#ubuntu-sugarteam 2010-05-17
<manusheel> lfaraone: Hi Luke.
<manusheel> Around?
<lfaraone> Hi, manusheel.
<lfaraone> manusheel: I ran by my guide through Jonas Smedegaard, the maintainer of Sugar in Debian, and am planning on incorporating his comments into the document revision. I also moved the document to the Debian wiki, but we can move it elsewhere if desired. http://wiki.debian.org/Sugar/GettingStartedGuide
<lfaraone> manusheel: Did you recieve his reply, and do you think it would be productive to revise it as he indicated?
<manusheel> lfaraone: Sorry, I was not at my desk.
<manusheel> lfaraone: Sure. I have been following Jonas's memo. Yes, we should incorporate the set of revisions mentioned by him.
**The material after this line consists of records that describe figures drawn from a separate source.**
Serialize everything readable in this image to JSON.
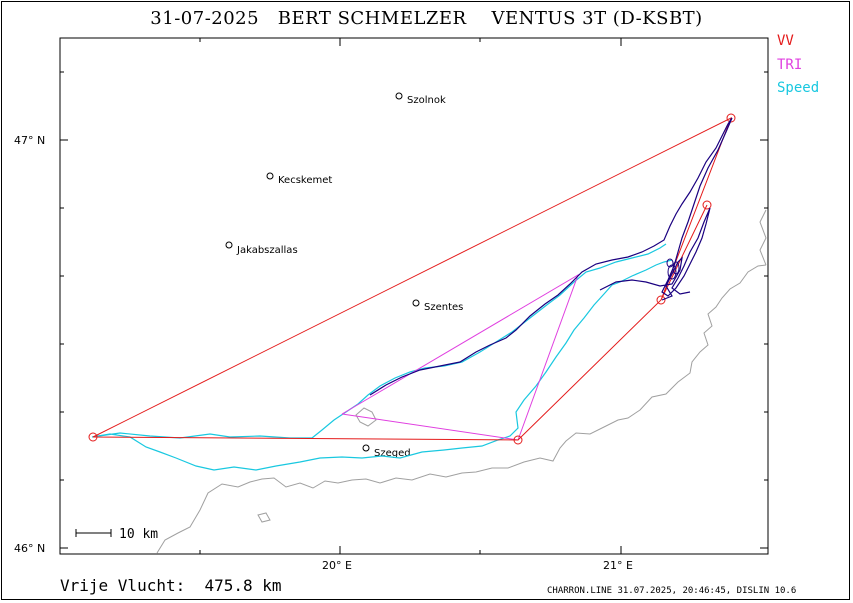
{
  "header": {
    "date": "31-07-2025",
    "pilot": "BERT SCHMELZER",
    "glider": "VENTUS 3T (D-KSBT)"
  },
  "legend": {
    "items": [
      {
        "label": "VV",
        "color": "#e41a1a"
      },
      {
        "label": "TRI",
        "color": "#e040e0"
      },
      {
        "label": "Speed",
        "color": "#19c8e0"
      }
    ]
  },
  "axes": {
    "lat_labels": [
      "47° N",
      "46° N"
    ],
    "lon_labels": [
      "20° E",
      "21° E"
    ]
  },
  "towns": [
    {
      "name": "Szolnok"
    },
    {
      "name": "Kecskemet"
    },
    {
      "name": "Jakabszallas"
    },
    {
      "name": "Szentes"
    },
    {
      "name": "Szeged"
    }
  ],
  "scale_bar": {
    "label": "10  km"
  },
  "footer": {
    "result_label": "Vrije Vlucht:",
    "result_value": "475.8 km",
    "credit": "CHARRON.LINE 31.07.2025, 20:46:45, DISLIN 10.6"
  },
  "colors": {
    "track": "#1a0080",
    "border": "#a0a0a0"
  }
}
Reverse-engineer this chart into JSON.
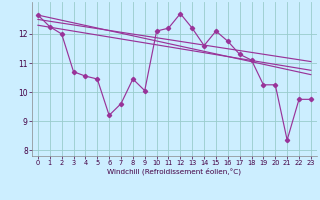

<manusheel> lfaraone: I have gone through the guide. Thank you for hosting it at wiki.debian.org.
<manusheel> lfaraone: How much time do you think will be needed to revise the tutorial?
<lfaraone> manusheel: Probably about an hour, for the less invasive changes.
<manusheel> lfaraone: Ok, sure.
<lfaraone> manusheel: After that, I'll reply asking for future comments from Jonas et al. If I still have time today, what else would it be useful to have done?
<manusheel> lfaraone: Great. I think we should start looking at seeing whether Sugar now runs via ppa.
<lfaraone> manusheel: That seems sensible. I'll set up a VM today and do some testing.
<manusheel> lfaraone: Let us examine and report issues on what all is not working when we set up Sugar via ppa.
<manusheel> lfaraone: Great.
<manusheel> lfaraone: Try and use zsync. That will help you syncing up the changes as you set up vm.
<manusheel> lfaraone: Can you document the steps for setting up VM, and the tests that you'll be doing?
<manusheel> This will save us time and improve scalability of our work.
<lfaraone> manusheel: Sure.
<manusheel> lfaraone: Thank you. Appreciate it.
<manusheel> I think we should include the following while reporting an issue - summary of the issue; steps to reproduce; resolution; remarks.
<manusheel> lfaraone: That would help in improving the QA and development lifecycle processes.
#ubuntu-sugarteam 2010-05-18
<manusheel> lfaraone: Hi Luke.
<manusheel> Around?
<manusheel> lfaraone: Luke, is this a good time to talk?
<lfaraone> manusheel: sorry, I was at my school's counsoling office.
<manusheel> lfaraone: No worries.
<manusheel> lfaraone: How did testing Sugar via ppa come along?
<lfaraone> manusheel: I wasn't able to get anything accomplished yesterday since our teachers increased our homework load in the wake of finishing our testing period. I'll have more time today and tomorrow, but on Thursday and Friday I'll be at a science symposium in middle-Virginia where I may not have internet access.
<lfaraone> manusheel: I did start investigating the tools for automating the bootstrapping of a VM, and determined that the only viable way at this point is to do it manually.
<manusheel> lfaraone: Thank you for informing. It is unfortunate that we cannot automate the bootstrapping of a VM.
<manusheel> lfaraone: Can you document the manual process? Please add screenshots wherever necessary. Will help us scale things, and avoid repetition for members, who join us later this year.
<lfaraone> manusheel: Sure.
<manusheel> lfaraone: Great. Also, please update the documentation on maintaining packages considering Jonas's reviews.
<lfaraone> manusheel: Yes, I will.
<manusheel> lfaraone: Great. Wish if you could send me an e-mail when we complete doing both these activities.
<lfaraone> manusheel: Okay.
<manusheel> lfaraone: We'll start examining the Sugar via ppa once we have the VM setup.
<manusheel> lfaraone: I am planning that we should have the set of issues ready with us by May 31.
<manusheel> lfaraone: We'll then start fixing the issues, and ask the QA team to test them one by one systematically.
<lfaraone> manusheel: sounds good.
<manusheel> lfaraone: Neat. I'll look forward to your memo. Have a nice day.
<jelkner> lfaraone, are you here?
<jelkner> i want to file some bugs
<jelkner> so jamie can get to work on turtleart
<jelkner> they are bugs against the ubuntu package
<jelkner> and i'd like to file them on launchpad
<jelkner> doesn't seem like i can do that
#ubuntu-sugarteam 2010-05-19
<lfaraone> Damn, too late.